Yes, you're right, they wouldn't. This optimization is probably not worth the
trouble.
-----
To summarize, this is what we appear to have ended up with.
- A couple of key variants
class KeyByteOffset {
WritableComparable key;
int offset;
int length;
}
class PartKey {
int partition;
WritableComparable key;
}
- In RAM data structures
List<KeyByteOffset>[NumReduces] keyLists; // one list of keys per reduce
byte[] valueBuffer; // serialized values are appended to this buffer
- For each <key, value> pair.
Determine partition for the key. Append the key to keyLists[partition], append
the value to valueBuffer.
If #records is greater than #maxRecords or #valueBytes is greater than
#maxValueBytes
OR
We have no more records to process.
SPILL - The spill is a block compressed sequence file of <PartKey, value>
pairs, with a <part, offset> index.
Compressed blocks in this file must not span partitions.

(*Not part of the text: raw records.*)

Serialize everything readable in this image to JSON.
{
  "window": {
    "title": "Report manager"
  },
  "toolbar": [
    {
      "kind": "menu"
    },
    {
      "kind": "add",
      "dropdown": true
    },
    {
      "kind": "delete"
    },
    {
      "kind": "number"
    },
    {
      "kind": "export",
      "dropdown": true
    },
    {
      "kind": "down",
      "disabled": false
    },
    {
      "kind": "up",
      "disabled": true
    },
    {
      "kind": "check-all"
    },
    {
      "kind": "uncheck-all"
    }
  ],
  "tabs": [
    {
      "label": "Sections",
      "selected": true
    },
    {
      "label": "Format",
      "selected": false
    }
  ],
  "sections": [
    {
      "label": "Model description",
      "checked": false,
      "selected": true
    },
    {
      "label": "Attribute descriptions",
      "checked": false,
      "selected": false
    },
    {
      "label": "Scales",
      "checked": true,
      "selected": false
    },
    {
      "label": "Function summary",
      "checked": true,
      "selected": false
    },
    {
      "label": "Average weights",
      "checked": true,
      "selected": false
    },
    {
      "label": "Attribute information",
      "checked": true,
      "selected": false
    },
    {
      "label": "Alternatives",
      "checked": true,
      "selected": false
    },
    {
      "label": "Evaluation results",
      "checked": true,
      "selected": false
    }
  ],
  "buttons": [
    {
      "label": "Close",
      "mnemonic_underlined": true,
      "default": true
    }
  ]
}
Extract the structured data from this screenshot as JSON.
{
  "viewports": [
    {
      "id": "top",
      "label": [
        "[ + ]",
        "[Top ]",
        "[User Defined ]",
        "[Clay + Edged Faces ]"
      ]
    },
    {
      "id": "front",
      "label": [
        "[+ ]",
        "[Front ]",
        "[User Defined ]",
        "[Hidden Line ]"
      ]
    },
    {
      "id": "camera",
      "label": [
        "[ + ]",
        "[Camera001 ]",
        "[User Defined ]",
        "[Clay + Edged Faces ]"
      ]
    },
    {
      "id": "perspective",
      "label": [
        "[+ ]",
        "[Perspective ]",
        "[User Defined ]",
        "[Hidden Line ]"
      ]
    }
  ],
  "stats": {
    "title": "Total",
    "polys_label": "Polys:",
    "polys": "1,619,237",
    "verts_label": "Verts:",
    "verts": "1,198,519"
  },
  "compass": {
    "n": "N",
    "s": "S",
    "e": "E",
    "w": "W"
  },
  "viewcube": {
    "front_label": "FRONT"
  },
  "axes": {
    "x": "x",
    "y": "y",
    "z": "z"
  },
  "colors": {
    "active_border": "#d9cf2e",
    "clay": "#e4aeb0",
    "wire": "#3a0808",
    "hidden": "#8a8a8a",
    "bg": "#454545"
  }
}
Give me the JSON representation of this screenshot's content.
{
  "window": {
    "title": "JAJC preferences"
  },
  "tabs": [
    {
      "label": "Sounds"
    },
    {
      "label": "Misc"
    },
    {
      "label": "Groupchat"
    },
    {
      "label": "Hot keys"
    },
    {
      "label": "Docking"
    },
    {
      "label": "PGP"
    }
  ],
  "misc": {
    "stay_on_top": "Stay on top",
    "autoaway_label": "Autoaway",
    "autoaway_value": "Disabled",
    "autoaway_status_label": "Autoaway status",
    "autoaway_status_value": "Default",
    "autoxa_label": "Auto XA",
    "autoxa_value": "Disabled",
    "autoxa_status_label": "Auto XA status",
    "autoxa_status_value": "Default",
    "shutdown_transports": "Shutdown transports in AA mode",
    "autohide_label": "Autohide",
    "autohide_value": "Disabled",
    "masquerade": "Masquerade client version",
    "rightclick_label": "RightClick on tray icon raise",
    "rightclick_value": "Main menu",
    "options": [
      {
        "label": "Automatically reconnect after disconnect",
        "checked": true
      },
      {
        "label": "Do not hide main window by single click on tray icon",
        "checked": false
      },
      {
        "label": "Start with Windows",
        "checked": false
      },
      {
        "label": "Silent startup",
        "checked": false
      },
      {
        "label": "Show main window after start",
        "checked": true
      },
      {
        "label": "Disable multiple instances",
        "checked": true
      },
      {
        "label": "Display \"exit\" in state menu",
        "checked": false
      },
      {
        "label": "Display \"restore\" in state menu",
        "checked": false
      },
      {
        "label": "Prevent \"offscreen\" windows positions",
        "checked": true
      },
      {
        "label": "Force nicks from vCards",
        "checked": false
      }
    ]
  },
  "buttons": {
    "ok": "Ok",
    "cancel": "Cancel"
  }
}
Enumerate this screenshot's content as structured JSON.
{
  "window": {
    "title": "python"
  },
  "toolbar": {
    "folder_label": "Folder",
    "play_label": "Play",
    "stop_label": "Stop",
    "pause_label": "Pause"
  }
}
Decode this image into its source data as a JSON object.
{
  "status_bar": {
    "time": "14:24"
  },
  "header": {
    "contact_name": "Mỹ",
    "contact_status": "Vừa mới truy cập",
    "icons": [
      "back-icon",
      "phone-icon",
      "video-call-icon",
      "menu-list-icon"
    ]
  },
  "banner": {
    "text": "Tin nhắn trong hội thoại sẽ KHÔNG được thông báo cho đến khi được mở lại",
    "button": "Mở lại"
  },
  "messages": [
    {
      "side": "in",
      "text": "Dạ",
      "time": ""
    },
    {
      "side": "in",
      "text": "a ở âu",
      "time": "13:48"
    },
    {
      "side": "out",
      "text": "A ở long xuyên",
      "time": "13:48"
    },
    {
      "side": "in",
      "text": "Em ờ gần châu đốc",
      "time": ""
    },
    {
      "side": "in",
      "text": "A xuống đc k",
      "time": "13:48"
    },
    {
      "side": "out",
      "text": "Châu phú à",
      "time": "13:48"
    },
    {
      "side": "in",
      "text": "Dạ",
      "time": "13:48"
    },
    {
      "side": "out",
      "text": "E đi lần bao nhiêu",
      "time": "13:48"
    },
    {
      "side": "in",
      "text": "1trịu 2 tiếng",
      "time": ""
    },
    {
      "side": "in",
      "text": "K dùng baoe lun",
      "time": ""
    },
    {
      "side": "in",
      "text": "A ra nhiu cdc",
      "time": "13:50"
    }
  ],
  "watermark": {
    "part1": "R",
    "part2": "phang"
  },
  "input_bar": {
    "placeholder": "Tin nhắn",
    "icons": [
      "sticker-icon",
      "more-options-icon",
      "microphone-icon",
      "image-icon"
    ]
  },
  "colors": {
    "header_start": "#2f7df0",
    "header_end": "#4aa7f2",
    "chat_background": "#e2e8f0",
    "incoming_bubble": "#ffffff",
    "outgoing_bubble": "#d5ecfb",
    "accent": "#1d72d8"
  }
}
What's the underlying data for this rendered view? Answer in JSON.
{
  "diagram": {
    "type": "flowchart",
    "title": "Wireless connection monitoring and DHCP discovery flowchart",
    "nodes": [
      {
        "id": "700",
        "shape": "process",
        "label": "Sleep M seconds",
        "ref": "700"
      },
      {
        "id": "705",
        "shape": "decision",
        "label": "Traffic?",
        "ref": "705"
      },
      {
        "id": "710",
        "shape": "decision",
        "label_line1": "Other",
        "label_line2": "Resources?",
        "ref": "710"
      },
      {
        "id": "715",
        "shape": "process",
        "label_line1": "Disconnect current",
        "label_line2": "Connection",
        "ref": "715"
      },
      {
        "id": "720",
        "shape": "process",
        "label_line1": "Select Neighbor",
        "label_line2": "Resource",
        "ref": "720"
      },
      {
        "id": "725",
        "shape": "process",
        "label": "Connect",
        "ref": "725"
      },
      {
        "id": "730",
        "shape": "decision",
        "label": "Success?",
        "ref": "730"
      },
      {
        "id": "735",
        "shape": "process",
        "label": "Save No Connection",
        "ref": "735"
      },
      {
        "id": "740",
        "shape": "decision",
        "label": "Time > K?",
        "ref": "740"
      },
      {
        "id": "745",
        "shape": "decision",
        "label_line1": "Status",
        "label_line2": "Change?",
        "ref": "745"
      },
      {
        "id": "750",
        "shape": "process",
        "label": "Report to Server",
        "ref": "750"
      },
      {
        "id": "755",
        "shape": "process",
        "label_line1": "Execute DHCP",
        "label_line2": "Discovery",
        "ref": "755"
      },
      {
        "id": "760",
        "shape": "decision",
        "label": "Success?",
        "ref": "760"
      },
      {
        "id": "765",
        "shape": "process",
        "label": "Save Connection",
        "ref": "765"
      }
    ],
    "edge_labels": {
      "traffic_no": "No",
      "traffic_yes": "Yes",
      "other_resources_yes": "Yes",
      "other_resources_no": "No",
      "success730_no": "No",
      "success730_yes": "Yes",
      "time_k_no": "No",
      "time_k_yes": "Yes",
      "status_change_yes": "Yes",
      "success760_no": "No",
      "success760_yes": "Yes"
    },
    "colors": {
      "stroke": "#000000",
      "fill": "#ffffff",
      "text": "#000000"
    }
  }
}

- At the end, if #numSpills > 1, merge spills
> map outputs should be written to a single output file with an index
> -------------------------------------------------------------------
>
> Key: HADOOP-331
> URL: http://issues.apache.org/jira/browse/HADOOP-331
> Project: Hadoop
> Issue Type: Improvement
> Components: mapred
> Affects Versions: 0.3.2
> Reporter: eric baldeschwieler
> Assigned To: Devaraj Das
>
> The current strategy of writing a file per target map is consuming a lot of
> unused buffer space (causing out of memory crashes) and puts a lot of burden
> on the FS (many opens, inodes used, etc).
> I propose that we write a single file containing all output and also write an
> index file IDing which byte range in the file goes to each reduce. This will
> remove the issue of buffer waste, address scaling issues with number of open
> files and generally set us up better for scaling. It will also have
> advantages with very small inputs, since the buffer cache will reduce the
> number of seeks needed and the data serving node can open a single file and
> just keep it open rather than needing to do directory and open ops on every
> request.
> The only issue I see is that in cases where the task output is substantiallyu
> larger than its input, we may need to spill multiple times. In this case, we
> can do a merge after all spills are complete (or during the final spill).